The value of all construction put in place in December managed a 0.7% rise to a seasonally adjusted annual rate of $1.25 trillion, according to monthly estimates by the U.S. Census Bureau.
Nonresidential construction spending expanded 0.8% in December for a seasonally adjusted annual rate of $720.4 billion. The Associated Builders and Contractors’ (ABC) analysis of the Census data points out that this is the fifth consecutive month during which the pace of nonresidential spending has accelerated.
Residential construction was up 0.4% to an annual rate of $532.9 billion.
Total value of construction spending for the year (not seasonally adjusted) came in 3.8% higher than 2016 despite a nearly 11% aggregate drop in the six largest nonresidential spending categories: power, educational, highway and street, commercial, office and manufacturing.
A 13.5% leap in commercial construction spending for the year largely offset a 12.6% plunge in manufacturing construction. But nonresidential spending’s largest sector – power – fell 6.3% to overshadow 2.5% growth in the hefty educational sector and 2.1% growth in office construction.
The energy that lifted U.S. spending came from housing. Residential spending for the year – a segment that’s now slightly larger than the sum of the six biggest nonresidential segments – jumped 10.4% to $522.3 billion.
Total private construction spending rose 5.8% for the year to $950.7 billion, primarily on the strength of 10.6% growth in residential construction (to $515.9 billion). Other big gainers on the private side include commercial spending’s 14% leap to $83.8 billion and transportation’s 12.5% jump to $14.6 billion. But the largest private construction sector – power – dropped 4.2% to $92.6 billion, and spending on manufacturing plunged 12.7% to $65.2 billion.
Public construction spending fell 2.5% during 2017 more than doubling its 1.2% decline in 2016. Public spending on in its Public spending’s largest sector – highway and street –declined 3.7% to $87.7 billion.
Wells Fargo Economics Group’s analysis of the monthly figures suggests U.S. construction spending gained momentum in the second half of 2017.
“Total construction outlays increased every month since August on stronger readings for both public and nonresidential outlays,” according to Wells Fargo. “That is a considerable improvement relative to 2017 as a whole. Transportation spending appears to have helped both categories [public and private spending] in the second half of 2017.”
The ABC Chief Economist Anirban Basu says tax reform will add to construction growth, but points out the potential for federal action to turn up construction’s growth dramatically.
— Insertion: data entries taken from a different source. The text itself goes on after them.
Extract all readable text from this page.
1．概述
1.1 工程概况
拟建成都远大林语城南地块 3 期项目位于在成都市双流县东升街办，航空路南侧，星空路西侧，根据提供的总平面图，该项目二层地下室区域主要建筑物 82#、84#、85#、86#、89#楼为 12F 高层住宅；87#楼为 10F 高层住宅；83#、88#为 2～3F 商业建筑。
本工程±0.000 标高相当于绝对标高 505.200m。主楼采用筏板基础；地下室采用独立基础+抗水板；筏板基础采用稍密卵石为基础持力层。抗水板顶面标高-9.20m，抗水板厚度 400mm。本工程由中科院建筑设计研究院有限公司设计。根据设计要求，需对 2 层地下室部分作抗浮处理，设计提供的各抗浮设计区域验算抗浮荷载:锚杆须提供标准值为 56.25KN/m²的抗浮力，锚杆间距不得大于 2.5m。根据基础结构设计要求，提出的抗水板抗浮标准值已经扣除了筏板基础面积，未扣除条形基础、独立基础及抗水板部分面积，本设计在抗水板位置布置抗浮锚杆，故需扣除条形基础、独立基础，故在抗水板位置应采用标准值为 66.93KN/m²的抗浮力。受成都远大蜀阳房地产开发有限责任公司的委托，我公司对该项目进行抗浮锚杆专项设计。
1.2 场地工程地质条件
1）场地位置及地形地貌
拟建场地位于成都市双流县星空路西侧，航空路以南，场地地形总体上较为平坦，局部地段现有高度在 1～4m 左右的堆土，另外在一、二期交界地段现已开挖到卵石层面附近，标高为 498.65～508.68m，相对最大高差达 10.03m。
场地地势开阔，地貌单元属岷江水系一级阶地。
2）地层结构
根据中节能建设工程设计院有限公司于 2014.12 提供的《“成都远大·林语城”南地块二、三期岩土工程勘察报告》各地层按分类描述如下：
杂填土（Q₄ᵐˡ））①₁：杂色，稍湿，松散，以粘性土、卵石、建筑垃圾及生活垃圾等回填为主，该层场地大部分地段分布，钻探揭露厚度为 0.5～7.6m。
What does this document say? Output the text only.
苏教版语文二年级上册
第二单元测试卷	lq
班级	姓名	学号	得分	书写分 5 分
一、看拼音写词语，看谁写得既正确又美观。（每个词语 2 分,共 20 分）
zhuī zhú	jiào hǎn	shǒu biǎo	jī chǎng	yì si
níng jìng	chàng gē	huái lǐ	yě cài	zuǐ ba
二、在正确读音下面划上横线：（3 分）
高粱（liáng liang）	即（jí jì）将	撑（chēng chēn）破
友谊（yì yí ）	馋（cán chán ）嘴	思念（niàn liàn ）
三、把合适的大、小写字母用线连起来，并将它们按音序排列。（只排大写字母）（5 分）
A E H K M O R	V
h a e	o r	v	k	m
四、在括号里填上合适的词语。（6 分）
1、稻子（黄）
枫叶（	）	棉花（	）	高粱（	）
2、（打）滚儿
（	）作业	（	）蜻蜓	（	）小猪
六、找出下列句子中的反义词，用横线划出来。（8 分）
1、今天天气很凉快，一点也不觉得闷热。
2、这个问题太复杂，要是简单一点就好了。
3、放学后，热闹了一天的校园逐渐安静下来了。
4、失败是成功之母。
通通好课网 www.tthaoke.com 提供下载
“Even before the United States enacted tax reform, global and domestic financial systems were flush with liquidity and capital,” said Basu. “The tax cut will further bolster liquidity and confidence, which will ultimately translate into more construction starts and spending. If long-awaited progress is made on infrastructure spending, the construction recovery will likely transition from solid to spectacular. During much of the past three years, spending growth generally has been concentrated in a number of key private construction segments, while public construction has tended to lag.”